Caps Postgame - 5-2 loss at Ottawa

February 23, 2012 -- 12:07 AM
Thu, 2012-02-23 00:07

Senators 5, Capitals 2

You knew when Alex Ovechkin was declared out with a lower-body injury a few hours before Wednesday’s game against the Ottawa Senators that it was going to be a long night. Actually, you knew that a day before. You probably knew it halfway through Monday’s disaster against the Carolina Hurricanes. The Caps are in one of those ruts. The kind where a team’s body language when something goes wrong tells you all you need to know about the outcome. Every above-average save by the opposing goalie leads to exaggerated negative reactions. Smashed sticks. Shrugged shoulders. Downcast glances. It comes off as indifference on television or while watching from the press box or in the crowd – though it’s more likely just extreme exasperation.

The Caps are in a tailspin and they have little time to recover. Twenty-two games remain and they are two points out of a Stanley Cup playoff spot with the NHL trade deadline looming on Monday afternoon at 3 p.m. Yes, Ovechkin missed the Senators game with what is likely a left leg injury. Yes, Nicklas Backstrom is still out with a concussion. No one cares. Not in the rest of the league, anyway. The Winnipeg Jets and Toronto Maple Leafs are totally cool if injuries sap Washington’s will to compete. For the third game in a row, the Caps fell behind by two goals or more. For the sixth game in a row they conceded the first tally to the opposition.   

“When it happens like the past two, three, four games… It’s happened a lot to us,” said forward Mathieu Perreault. “But nobody's going to feel sorry for ourselves. We've just got to get out there and put in effort and try to get good starts.”

Dale Hunter faulted goalie Tomas Vokoun, who indeed probably should have stopped Erik Karlsson’s shot at 9 minutes, 36 seconds of the first period. But if his team could produce at the other end maybe they could shake off the odd bad goal against. It’s a two-way street and Washington is struggling in all aspects of its game right now.

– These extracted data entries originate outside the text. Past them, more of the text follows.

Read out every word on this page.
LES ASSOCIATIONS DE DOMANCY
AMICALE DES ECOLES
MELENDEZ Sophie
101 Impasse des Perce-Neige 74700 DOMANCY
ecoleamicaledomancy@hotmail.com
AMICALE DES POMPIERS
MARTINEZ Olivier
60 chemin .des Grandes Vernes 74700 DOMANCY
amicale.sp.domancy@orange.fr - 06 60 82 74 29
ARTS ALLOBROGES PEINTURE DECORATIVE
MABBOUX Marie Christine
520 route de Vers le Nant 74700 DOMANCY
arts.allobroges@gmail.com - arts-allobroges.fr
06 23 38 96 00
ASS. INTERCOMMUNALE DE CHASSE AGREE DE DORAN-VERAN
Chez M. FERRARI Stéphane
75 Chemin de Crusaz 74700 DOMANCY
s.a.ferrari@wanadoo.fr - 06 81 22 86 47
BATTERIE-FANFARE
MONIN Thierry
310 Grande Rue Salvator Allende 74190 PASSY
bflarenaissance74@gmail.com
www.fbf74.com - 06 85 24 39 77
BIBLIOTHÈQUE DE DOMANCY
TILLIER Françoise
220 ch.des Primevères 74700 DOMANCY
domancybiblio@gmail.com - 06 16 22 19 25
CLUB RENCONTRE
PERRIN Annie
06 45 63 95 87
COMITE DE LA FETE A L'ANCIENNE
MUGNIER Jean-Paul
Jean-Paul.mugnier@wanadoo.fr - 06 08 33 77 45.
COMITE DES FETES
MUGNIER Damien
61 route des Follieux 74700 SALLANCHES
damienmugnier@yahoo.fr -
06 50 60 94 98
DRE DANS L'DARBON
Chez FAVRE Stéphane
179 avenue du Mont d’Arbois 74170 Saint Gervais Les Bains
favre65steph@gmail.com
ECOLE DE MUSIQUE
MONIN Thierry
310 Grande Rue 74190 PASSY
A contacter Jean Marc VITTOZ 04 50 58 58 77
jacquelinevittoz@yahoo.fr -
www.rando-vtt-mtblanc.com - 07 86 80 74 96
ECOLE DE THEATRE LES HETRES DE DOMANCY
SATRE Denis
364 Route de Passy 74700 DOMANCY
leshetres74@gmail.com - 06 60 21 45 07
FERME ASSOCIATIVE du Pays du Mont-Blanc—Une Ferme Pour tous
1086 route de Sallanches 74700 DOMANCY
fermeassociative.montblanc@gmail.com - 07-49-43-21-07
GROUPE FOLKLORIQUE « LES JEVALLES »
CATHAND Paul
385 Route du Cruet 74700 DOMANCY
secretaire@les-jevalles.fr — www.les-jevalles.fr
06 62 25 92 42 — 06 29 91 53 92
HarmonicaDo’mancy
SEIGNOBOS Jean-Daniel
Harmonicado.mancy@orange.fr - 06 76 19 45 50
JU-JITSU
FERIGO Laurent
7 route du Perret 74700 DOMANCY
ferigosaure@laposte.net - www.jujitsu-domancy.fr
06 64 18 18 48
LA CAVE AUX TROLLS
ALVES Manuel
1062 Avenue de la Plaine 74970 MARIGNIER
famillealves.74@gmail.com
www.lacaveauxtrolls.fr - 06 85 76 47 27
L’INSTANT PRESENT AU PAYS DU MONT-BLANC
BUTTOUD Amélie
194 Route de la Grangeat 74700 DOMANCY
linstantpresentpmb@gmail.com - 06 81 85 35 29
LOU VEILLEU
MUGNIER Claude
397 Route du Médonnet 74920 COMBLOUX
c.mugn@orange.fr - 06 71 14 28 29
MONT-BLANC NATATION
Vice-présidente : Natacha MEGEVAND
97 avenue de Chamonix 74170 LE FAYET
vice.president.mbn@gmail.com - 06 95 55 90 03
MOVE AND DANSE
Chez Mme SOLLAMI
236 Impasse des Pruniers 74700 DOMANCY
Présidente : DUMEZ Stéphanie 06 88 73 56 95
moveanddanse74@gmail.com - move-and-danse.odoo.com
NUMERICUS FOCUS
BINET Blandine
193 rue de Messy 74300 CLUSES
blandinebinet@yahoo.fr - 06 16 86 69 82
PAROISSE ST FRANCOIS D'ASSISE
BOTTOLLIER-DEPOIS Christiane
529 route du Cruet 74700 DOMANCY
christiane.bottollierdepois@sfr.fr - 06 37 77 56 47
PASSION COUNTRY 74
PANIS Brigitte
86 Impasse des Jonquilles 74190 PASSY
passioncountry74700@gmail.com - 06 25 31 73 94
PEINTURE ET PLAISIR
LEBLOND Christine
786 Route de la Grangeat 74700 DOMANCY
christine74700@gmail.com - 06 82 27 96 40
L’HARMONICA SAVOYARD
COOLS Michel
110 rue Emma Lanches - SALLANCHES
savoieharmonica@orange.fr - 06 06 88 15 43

Not that the Caps were terrible early. They managed to put 35 shots on Ottawa goalie Craig Anderson and it wasn’t all due to their late flurry in the third period. Washington finished with more shots in the first, second and third periods. But they didn’t finish until they were already down 4-0. Maybe it’s bad luck. Maybe it’s poor goalie play. Maybe it’s all that missing skill. But there’s no question right now that this team down a goal or two feels like it’s down five or six.

“You just can't recover from it,” forward Troy Brouwer said. “It just feels like we let each other down; it feels like we are just giving away points when we need to be playing real good hockey and trying to find ways to climb the standings.”

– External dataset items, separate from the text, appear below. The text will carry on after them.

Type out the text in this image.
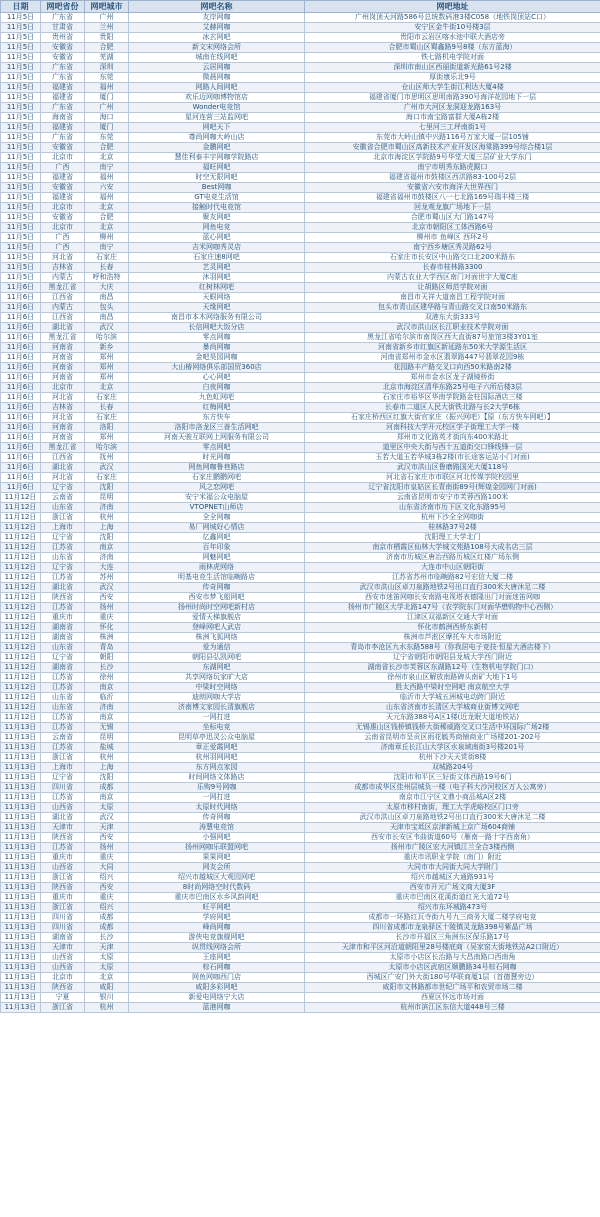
日期	网吧省份	网吧城市	网吧名称	网吧地址
11月5日	广东省	广州	友岸网咖	广州岗顶天河路586号总统数码港3楼C058（地铁岗顶站C口）
11月5日	甘肃省	兰州	艾赫网咖	安宁区金牛街10号楼3层
11月5日	贵州省	贵阳	冰玄网吧	贵阳市云岩区喀水池中联大酒店旁
11月5日	安徽省	合肥	新文宋网络会所	合肥市蜀山区蜀鑫路9号8楼（东方蓝海）
11月5日	安徽省	芜湖	城南在线网吧	铁七路机电学院对面
11月5日	广东省	深圳	云居网咖	深圳市南山区西丽街道新光路61号2楼
11月5日	广东省	东莞	微晨网咖	厚街康乐北9号
11月5日	福建省	福州	网路人间网吧	仓山区师大学生街江利达大厦4楼
11月5日	福建省	厦门	欢乐迈网咖博物馆店	福建省厦门市思明区思明南路390号海洋花园地下一层
11月5日	广东省	广州	Wonder电竞馆	广州市大河区龙洞迎龙路163号
11月5日	海南省	海口	星河连营三站监网吧	海口市南宝路富群大厦A栋2楼
11月5日	福建省	厦门	网吧天下	七里河三工坪南街1号
11月5日	广东省	东莞	尊尚网咖大岭山店	东莞市大岭山镇中兴路116号万家大厦一层105铺
11月5日	安徽省	合肥	金鹏网吧	安徽省合肥市蜀山区高新技术产业开发区海棠路399号综合楼1层
11月5日	北京市	北京	慧佳利泰丰宇网咖学院路店	北京市海淀区学院路9号华堂大厦三层矿业大学东门
11月5日	广西	南宁	福旺网吧	南宁市明秀东路虎踞口
11月5日	福建省	福州	时空无限网吧	福建省福州市鼓楼区西洪路83-100号2层
11月5日	安徽省	六安	Best网咖	安徽省六安市海洋大世界西门
11月5日	福建省	福州	GT电竞生活馆	福建省福州市鼓楼区八一七北路169号瑞丰楼三楼
11月5日	北京市	北京	接触时代电竞馆	回龙观龙旗广场地下一层
11月5日	安徽省	合肥	聚友网吧	合肥市蜀山区大门路147号
11月5日	北京市	北京	网鱼电竞	北京市朝阳区工体西路6号
11月5日	广西	柳州	蓝心网吧	柳州市 鱼峰区 西环2号
11月5日	广西	南宁	吉米网咖秀灵店	南宁西乡塘区秀灵路62号
11月5日	河北省	石家庄	石家庄速8网吧	石家庄市长安区中山路交口北200米路东
11月5日	吉林省	长春	艺灵网吧	长春市桂林路3300
11月5日	内蒙古	呼和浩特	沐羽网吧	内蒙古农业大学西区南门对面世宇大厦C座
11月6日	黑龙江省	大庆	红树林网吧	让胡路区师范学院对面
11月6日	江西省	南昌	天眼网络	南昌市天祥大道南昌工程学院对面
11月6日	内蒙古	包头	天缘网吧	包头市青山区建华路与青山路交叉口南50米路东
11月6日	江西省	南昌	南昌市本木网络服务有限公司	双港东大街333号
11月6日	湖北省	武汉	长信网吧大饭分店	武汉市洪山区长江职业技术学院对面
11月6日	黑龙江省	哈尔滨	零点网咖	黑龙江省哈尔滨市南岗区西大直街87号旅馆3楼3Y01室
11月6日	河南省	新乡	暴尚网咖	河南省新乡市红旗区新延路东50米大学源生活区
11月6日	河南省	郑州	金吧昊园网咖	河南省郑州市金水区翡翠路447号翡翠花园9栋
11月6日	河南省	郑州	大山椿网络俱乐部国贸360店	花园路丰产路交叉口向西50米路南2楼
11月6日	河南省	郑州	心心网吧	郑州市金水区龙子湖镜桥街
11月6日	北京市	北京	白夜网咖	北京市海淀区清华东路25号电子六所后楼3层
11月6日	河北省	石家庄	九色虹网吧	石家庄市裕华区华南学院路金柱国际酒店三楼
11月6日	吉林省	长春	红梅网吧	长春市二道区人民大街铁北路与长2大学6栋
11月6日	河北省	石家庄	东方快车	石家庄桥西区红旗大街官家庄（振兴网吧）【原（东方快车网吧）】
11月6日	河南省	洛阳	洛阳市洛龙区三善生活网吧	河南科技大学开元校区学子街理工大学一楼
11月6日	河南省	郑州	河南天骏互联网上网服务有限公司	郑州市文化路英才街向东400米路北
11月6日	黑龙江省	哈尔滨	零点网吧	道里区中央大街与西十五道街交口锋线锋一层
11月6日	江西省	抚州	时光网咖	玉若大道玉若华城3栋2楼(市长途客运站小门对面)
11月6日	湖北省	武汉	网鱼网咖鲁巷路店	武汉市洪山区鲁磨路国光大厦118号
11月6日	河北省	石家庄	石家庄鹏鹏网吧	河北省石家庄市市联区河北传媒学院校园里
11月6日	辽宁省	沈阳	风之恋网吧	辽宁省沈阳市皇姑区长青南街89号(辉煌金园网门对面)
11月12日	云南省	昆明	安宁米福公众电脑屋	云南省昆明市安宁市芙蓉西路100米
11月12日	山东省	济南	VTOPNET山师店	山东省济南市历下区文化东路95号
11月12日	浙江省	杭州	全全网咖	杭州下沙全全网咖街
11月12日	上海市	上海	易厂网城好心情店	桂林路37号2楼
11月12日	辽宁省	沈阳	亿鑫网吧	沈阳理工大学北门
11月12日	江苏省	南京	百年印象	南京市栖霞区仙林大学城文苑路108号大成名店三层
11月12日	山东省	济南	网魅网吧	济南市历城区唐冶西路历城区红楼广场东侧
11月12日	辽宁省	大连	雨林虎网络	大连市中山区朝阳街
11月12日	江苏省	苏州	明基电竞生活馆临畹路店	江苏省苏州市临畹路82号宏信大厦二楼
11月12日	湖北省	武汉	传奇网咖	武汉市洪山区卓刀泉路地铁2号出口直行300米大唐沐足二楼
11月12日	陕西省	西安	西安市梦飞船网吧	西安市迷笛网咖长安南路电视塔表德隆出门对面迷笛网咖
11月12日	江苏省	扬州	扬州时尚时空网吧新村店	扬州市广陵区大学北路147号（农学院东门对面华懋购物中心西侧）
11月12日	重庆市	重庆	爱情天梯旗舰店	江津区双福新区交通大学对面
11月12日	湖南省	怀化	登峰网吧人武店	怀化市鹤洲西桥东新村
11月12日	湖南省	株洲	株洲飞狐网络	株洲市芦淞区摩托车大市场附近
11月12日	山东省	青岛	爱为通信	青岛市李沧区九水东路588号（你我居电子竞技·恒星大酒店楼下）
11月12日	辽宁省	朝阳	朝阳县弘凯网吧	辽宁省朝阳市朝阳县龙城大学西门附近
11月12日	湖南省	长沙	东湖网吧	湖南省长沙市芙蓉区东湖路12号（生物机电学院门口）
11月12日	江苏省	徐州	共享网络玩家旷大店	徐州市泉山区解放南路碑头南矿大地下1号
11月12日	江苏省	南京	中梁时空网络	胜太西路中梁时空网吧 南京航空大学
11月12日	山东省	临沂	迪朗网咖大学店	临沂市大学城五洲城电动跨门附近
11月12日	山东省	济南	济南博文家园长清旗舰店	山东省济南市长清区大学城商业街博文网吧
11月12日	江苏省	南京	一网打进	天元东路388号A区1楼(近龙眠大道地铁站)
11月13日	江苏省	无锡	坐标电竞	无锡惠山区钱桥镇钱桥大街稀威路交叉口生活中环国际广场2楼
11月13日	云南省	昆明	昆明草亭迅灵公众电脑屋	云南省昆明市呈贡区雨花毓秀商铺商业广场楼201-202号
11月13日	江苏省	盐城	章正爱霞网吧	济南章丘长江山大学区水泉域南街3号楼201号
11月13日	浙江省	杭州	杭州羽网网吧	杭州下沙天天赏街8楼
11月13日	上海市	上海	东方网点家园	双城路204号
11月13日	辽宁省	沈阳	时间网络文体路店	沈阳市和平区三好街文体西路19号6门
11月13日	四川省	成都	乐购9号网咖	成都市成华区佳州层城负一楼（电子科大沙河校区万人公寓旁）
11月13日	江苏省	南京	一网打进	南京市江宁区文鼎小商品城A区2楼
11月13日	山西省	太原	太原时代网络	太原市移村南街，理工大学虎峪校区门口旁
11月13日	湖北省	武汉	传奇网咖	武汉市洪山区卓刀泉路地铁2号出口直行300米大唐沐足二楼
11月13日	天津市	天津	涛慧电竞馆	天津市宝坻区京津新城上京广场604商铺
11月13日	陕西省	西安	小强网吧	西安市长安区韦曲街道60号（雁南一路十字西南角）
11月13日	江苏省	扬州	扬州网咖乐联盟网吧	扬州市广陵区宏大河镇江兰全合3楼西侧
11月13日	重庆市	重庆	果果网吧	重庆市讯职业学院（南门）附近
11月13日	山西省	大同	网友会所	大同市市大同街大同大学附门
11月13日	浙江省	绍兴	绍兴市越城区大观园网吧	绍兴市越城区大通路931号
11月13日	陕西省	西安	8时尚网络空时代数码	西安市开元广场文商大厦3F
11月13日	重庆市	重庆	重庆市巴南区水乡风韵网吧	重庆市巴南区花溪街道红光大道72号
11月13日	浙江省	绍兴	旺平网吧	绍兴市东环城路473号
11月13日	四川省	成都	学府网吧	成都市一环路红瓦寺街九号九三商务大厦二楼学府电竞
11月13日	四川省	成都	峰尚网咖	四川省成都市龙泉驿区十陵镇灵龙路398号紫晶广场
11月13日	湖南省	长沙	游侠电竞旗舰网吧	长沙市开福区三角洲东区保乐路17号
11月13日	天津市	天津	纵贯线网络会所	天津市和平区河沿道朝阳里28号楼底商（吴家窑大街地铁站A2口附近）
11月13日	山西省	太原	王座网吧	太原市小店区长治路与大昌南路口西南角
11月13日	山西省	太原	棕石网咖	太原市小店区武宿区顺鹏路34号棕石网咖
11月13日	北京市	北京	网鱼网咖西门店	西城区广安门外大街180号华联商厦1层（首德慧旁边）
11月13日	陕西省	咸阳	咸阳多彩网吧	咸阳市文林路都市世纪广场平和农贸市场二楼
11月13日	宁夏	银川	新爱电网络宁大店	西夏区怀远市场对面
11月13日	浙江省	杭州	蓝港网咖	杭州市滨江区东信大道448号三楼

Best way to do it is build off the final 15 minutes. Perreault scored a goal off his face when a Jason Chimera shot drilled him in the mouth and actually bounced in. That renewed Washington’s sense that hard work can still lead to some lucky breaks. It had been a while. Perreault’s goal came seven minutes after John Carlson scored early in the third period, one that told the Caps they can still bang one home on occasion on the power play. They also had several quality chances down 4-2 to cut the lead to one, but it didn’t happen. Still – that’s where to start seeking answers before they get back at it Friday night at Montreal. Because without at least one win this weekend and maybe two – the Caps also play at Toronto on Saturday night  - it’s possible general manager George McPhee will call it a season and start making moves that benefit his 2012-13 club, not a playoff push for the current group.

“Any time you go down by a couple, you figure out what you're doing wrong and find a way to try to break their defense to try to get a good cycle, a good forecheck,” Brouwer said. “And I thought we had a lot of good shifts where we were cycling. We outshot them tonight and I think we had a lot of good chances – [Marcus Johansson] in the slot, [Alex Semin] hit the post in the second. They're coming and they're there and we're getting opportunities. But it's tough when you're down a couple goals. You grip your stick tight. You put a little too much pressure on yourself.”

Washington (29-26-5, 63 points) is still two points behind Florida (27-20-11, 65 points) for the Southeast Division lead and the No. 3 seed in the Eastern Conference. Plus, the Panthers now have two games in hand. One of those games is at home against Minnesota on Thursday night while the Caps stew. Meanwhile, the Maple Leafs (29-24-7, 65 points) remain in eighth place and even with Washington in games played (60). They host San Jose on Thursday at Air Canada Centre. The Jets (29-26-7, 65 points) are in ninth, but have played two extra games (62). Make it three after they host Tampa Bay on Thursday.